The Chancellor has been urged to drop VAT on energy efficient domestic appliances in a scheme that would mirror the car scrappage programme.

The call has come from the British Retail Consortium (BRC) which claimed that the move would not only encourage consumers to switch to more environment friendly goods but would also boost high street business.

Research carried out by the BRC found that dropping VAT on the more energy efficient items would result in a 1.3 million tonne reduction in CO2 emissions by 2020.

That, the BRC said, would be the equivalent of almost 1 per cent of domestic emissions.

Introducing the tax change would involve a loss of £507 million per year in revenue, a figure, however, that represents just two weeks of the across-the-board VAT cut implemented last December.

The BRC wants the Chancellor to include the measure in his pre-Budget Report, arguing in its submission to Mr Darling that it would give consumers a clear signal of the benefits of a switch to the most energy efficient products and could be kick started through time-limited scrappage schemes for those buying ‘Energy Saving Recommended’ products.

Stephen Robertson, the BRC’s director general, said: “The government’s working against its own objectives when it sets targets for reducing carbon emissions while charging full VAT on the efficient products that will move us towards those targets.

“Retailers are already doing their bit to cut carbon but homes are responsible for 27 per cent of the nation’s emissions.
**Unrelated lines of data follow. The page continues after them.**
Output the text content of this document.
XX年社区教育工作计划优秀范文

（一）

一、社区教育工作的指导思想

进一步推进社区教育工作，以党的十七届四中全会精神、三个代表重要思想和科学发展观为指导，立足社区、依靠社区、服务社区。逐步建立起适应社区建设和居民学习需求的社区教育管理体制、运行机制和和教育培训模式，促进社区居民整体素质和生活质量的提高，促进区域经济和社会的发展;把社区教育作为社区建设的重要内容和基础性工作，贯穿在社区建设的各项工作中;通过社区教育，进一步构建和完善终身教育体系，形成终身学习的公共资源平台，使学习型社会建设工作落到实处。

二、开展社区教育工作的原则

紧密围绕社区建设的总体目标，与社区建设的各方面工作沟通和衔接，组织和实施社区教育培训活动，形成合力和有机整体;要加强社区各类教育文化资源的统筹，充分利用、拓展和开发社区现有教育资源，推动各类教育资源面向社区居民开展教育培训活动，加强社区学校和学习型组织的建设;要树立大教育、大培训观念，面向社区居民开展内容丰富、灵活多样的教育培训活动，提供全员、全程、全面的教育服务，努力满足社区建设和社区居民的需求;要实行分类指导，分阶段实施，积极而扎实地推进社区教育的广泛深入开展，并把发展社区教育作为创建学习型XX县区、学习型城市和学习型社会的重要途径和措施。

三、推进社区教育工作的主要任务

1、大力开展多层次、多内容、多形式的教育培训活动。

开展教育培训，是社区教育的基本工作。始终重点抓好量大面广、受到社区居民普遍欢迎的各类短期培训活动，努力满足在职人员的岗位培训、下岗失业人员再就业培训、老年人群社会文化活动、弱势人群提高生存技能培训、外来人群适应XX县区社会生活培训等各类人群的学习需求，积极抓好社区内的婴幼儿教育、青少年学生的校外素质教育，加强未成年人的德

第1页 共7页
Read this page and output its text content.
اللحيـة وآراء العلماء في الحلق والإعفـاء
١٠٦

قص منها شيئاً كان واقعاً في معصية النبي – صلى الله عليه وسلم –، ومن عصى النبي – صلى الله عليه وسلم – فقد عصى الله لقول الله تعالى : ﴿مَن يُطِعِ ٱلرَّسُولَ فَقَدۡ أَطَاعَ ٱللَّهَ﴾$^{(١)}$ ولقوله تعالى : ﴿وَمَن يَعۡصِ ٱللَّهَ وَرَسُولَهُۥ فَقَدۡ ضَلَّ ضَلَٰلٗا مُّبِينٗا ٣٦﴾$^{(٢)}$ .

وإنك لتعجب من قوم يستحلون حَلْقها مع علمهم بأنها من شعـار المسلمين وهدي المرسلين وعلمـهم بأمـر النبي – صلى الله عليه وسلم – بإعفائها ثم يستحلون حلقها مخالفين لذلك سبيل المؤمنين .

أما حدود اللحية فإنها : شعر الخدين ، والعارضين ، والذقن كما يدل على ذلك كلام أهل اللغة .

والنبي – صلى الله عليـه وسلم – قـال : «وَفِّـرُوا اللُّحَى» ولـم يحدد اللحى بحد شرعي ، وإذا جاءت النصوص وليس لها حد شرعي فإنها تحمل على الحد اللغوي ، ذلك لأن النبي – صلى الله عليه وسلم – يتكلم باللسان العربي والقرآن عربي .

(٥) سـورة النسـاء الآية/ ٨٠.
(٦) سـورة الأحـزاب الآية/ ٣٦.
Helping householders improve their performance has to be the next step.”

Mr Robertson added: “Removing VAT and exploring the possibility of a scrappage scheme would do a lot to get old energy and water-squandering appliances out of people's homes.”

Also in its submission, the BRC put the case for dropping the 0.5 per cent increase in employers’ and employees’ National Insurance contributions planned for 2011, saying it would save jobs.

Next year’s national minimum wage should go up by no more than 1 per cent, business rates need to be kept at an affordable level and Business Rate Supplements must not exceed the likely value of the benefit that businesses will receive, the BRC said.

The government should likewise provide early confirmation that the 40 per cent capital allowance for firms investing over £50,000 in qualifying plant and machinery will be extended beyond the current first year and apply to a wider range of investment.